Heiden suggested Restoin Roitfeld come up with an idea for an exhibition. He did so. “Hue and Cry”, which opens on 5 October, features abstract works by 20 artists, including Joan Mitchell and Cecily Brown and the newbies Angel Otero and Ali Banisadr. But the dealers do not love this latest incursion onto their turf. “It has been controversial,” Restoin Roitfeld said. “But for a young dealer like me, it is an amazing opportunity. [It] has allowed me to show very important work that I wouldn’t be able to do by myself. Sotheby’s are not trying to represent any artist. They have been showing the same artists to the same clients for the past ten years, and I think what they want to offer something different.”
Who loves Warhol?
Catherine Johnson had been to Union Square to observe the taking down of Rob Pruitt’s statue of Warhol, which has been in situ opposite the artist’s former Factory for several months, when I caught up with her. “It was so sad,” Johnson said. “People were staring at the hole. Somebody said, ‘What’s missing?’
“I said, Andy. And he said... ‘Oh, right!’”
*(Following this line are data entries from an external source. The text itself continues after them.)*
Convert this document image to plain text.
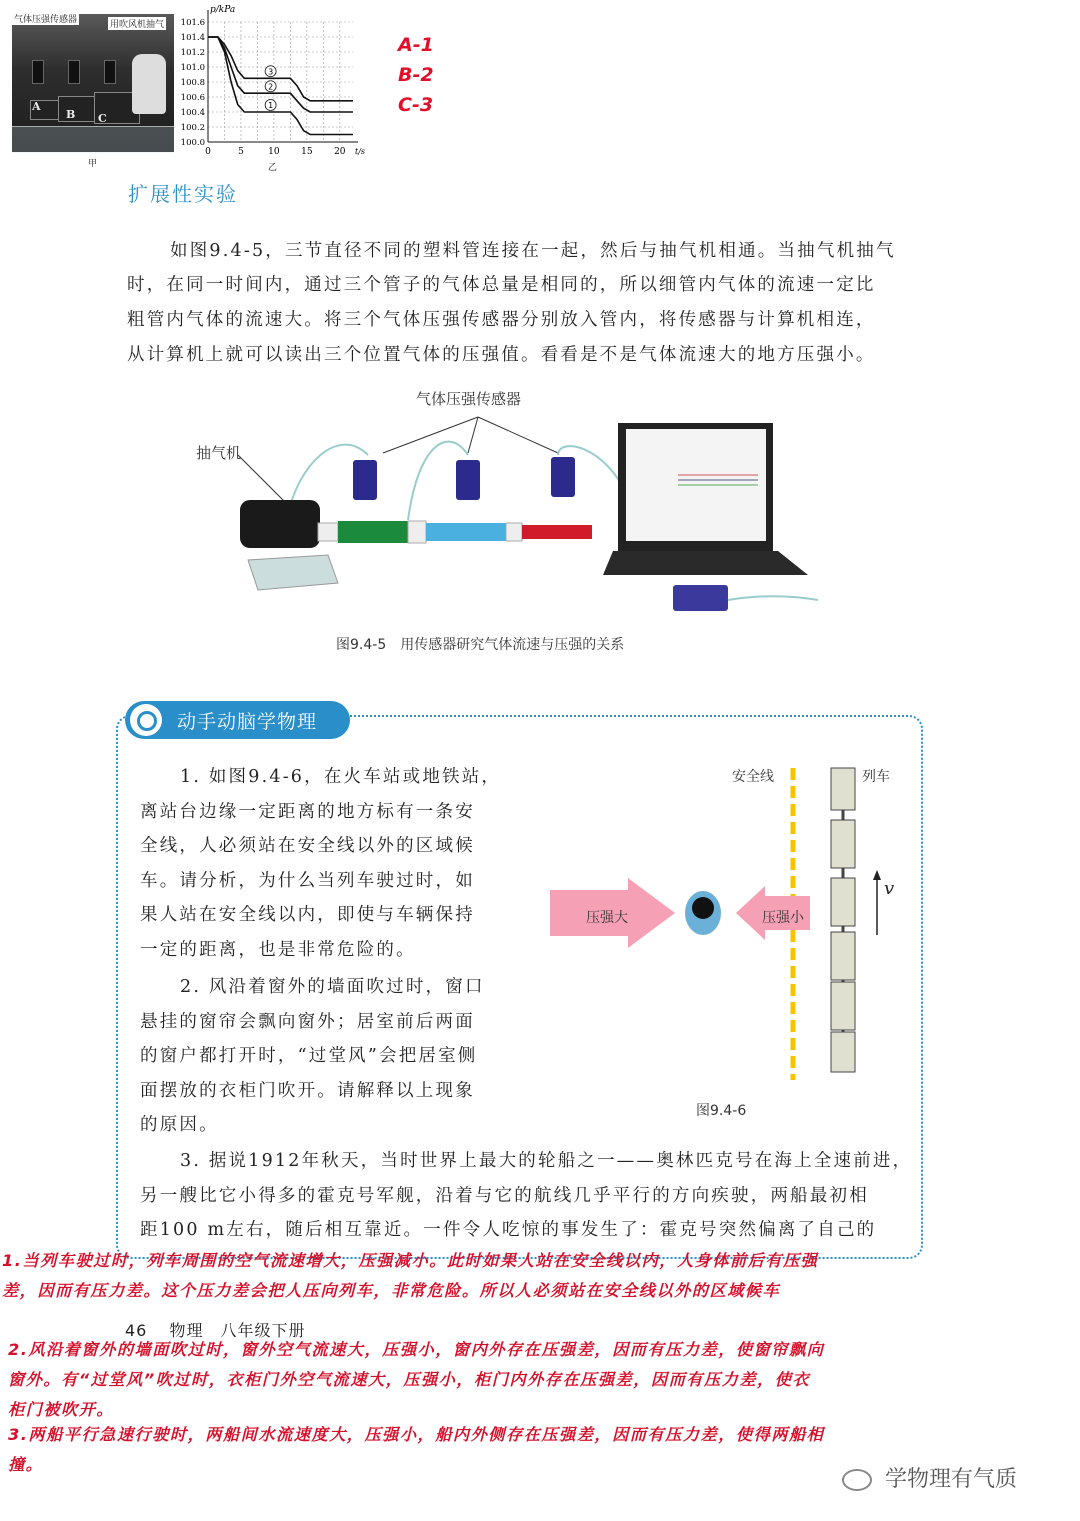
A
B C
气体压强传感器	用吹风机抽气
甲
100.0
100.2
100.4
100.6
100.8
101.0
101.2
101.4
101.6
0	5	10 15 20
p/kPa
t/s
1
2
3
乙
A-1
B-2
C-3
扩展性实验
如图9.4-5，三节直径不同的塑料管连接在一起，然后与抽气机相通。当抽气机抽气
时，在同一时间内，通过三个管子的气体总量是相同的，所以细管内气体的流速一定比
粗管内气体的流速大。将三个气体压强传感器分别放入管内，将传感器与计算机相连，
从计算机上就可以读出三个位置气体的压强值。看看是不是气体流速大的地方压强小。
气体压强传感器
抽气机
图9.4-5　用传感器研究气体流速与压强的关系
动手动脑学物理
1. 如图9.4-6，在火车站或地铁站，
离站台边缘一定距离的地方标有一条安
全线，人必须站在安全线以外的区域候
车。请分析，为什么当列车驶过时，如
果人站在安全线以内，即使与车辆保持
一定的距离，也是非常危险的。
2. 风沿着窗外的墙面吹过时，窗口
悬挂的窗帘会飘向窗外；居室前后两面
的窗户都打开时，“过堂风”会把居室侧
面摆放的衣柜门吹开。请解释以上现象
的原因。
3. 据说1912年秋天，当时世界上最大的轮船之一——奥林匹克号在海上全速前进，
另一艘比它小得多的霍克号军舰，沿着与它的航线几乎平行的方向疾驶，两船最初相
距100 m左右，随后相互靠近。一件令人吃惊的事发生了：霍克号突然偏离了自己的
安全线	列车
压强大	压强小
v
图9.4-6
1.当列车驶过时，列车周围的空气流速增大，压强减小。此时如果人站在安全线以内，人身体前后有压强
差，因而有压力差。这个压力差会把人压向列车，非常危险。所以人必须站在安全线以外的区域候车
46 物理　八年级下册
2.风沿着窗外的墙面吹过时，窗外空气流速大，压强小，窗内外存在压强差，因而有压力差，使窗帘飘向
窗外。有“过堂风”吹过时，衣柜门外空气流速大，压强小，柜门内外存在压强差，因而有压力差，使衣
柜门被吹开。
3.两船平行急速行驶时，两船间水流速度大，压强小，船内外侧存在压强差，因而有压力差，使得两船相
撞。
学物理有气质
Well, the artist is anything but missing, and that is the premise of Johnson’s book, Thank You Andy Warhol. Johnson launched her project in January 2011. “I literally could get nothing going,” she says. “So I thought, what would Andy do? Because Andy always had obstacles.” Well, get it done she has, pulling in 70-plus contributors, including Bob Colacello, Billy Name, Jeffrey Deitch and Liza Minnelli. The book is not hagiography: “He could be a cheap bastard, he could be weird,” Johnson says. I am also a contributor and my encounters with Warhol were only casual, but I liked him, and described him after his death as “sweet-natured”. You should have seen the eye-rolling when I said that. “I think it’s interesting the way he polarises people,” Johnson says. “Some people love to hate Andy.”
Tinkling the ivories
Anyone doubting the increasing heft of contemporary art should note that as of April, Steinway, the piano makers, have had an artist-in-residence at their domain in Queens. His name is Lynx and he came to their attention through a work he produced last year for the Van Cliburn competition for young pianists in Texas. “I was an art director,” he says. “Some people who saw it said, ‘Could you do an art piece for me?’ And it just grew and grew.” Laura Littlewood of Steinway says Lynx was introduced at a meeting of the piano company’s dealerships in the Americas a few weeks ago. “We do it every year. And this year we unveiled his entire collection,” she said. Her thinking is cogent. While the competition is digital and ultra hi-tech, this is the venerable piano-maker’s way of pointing out they come from someplace rather different.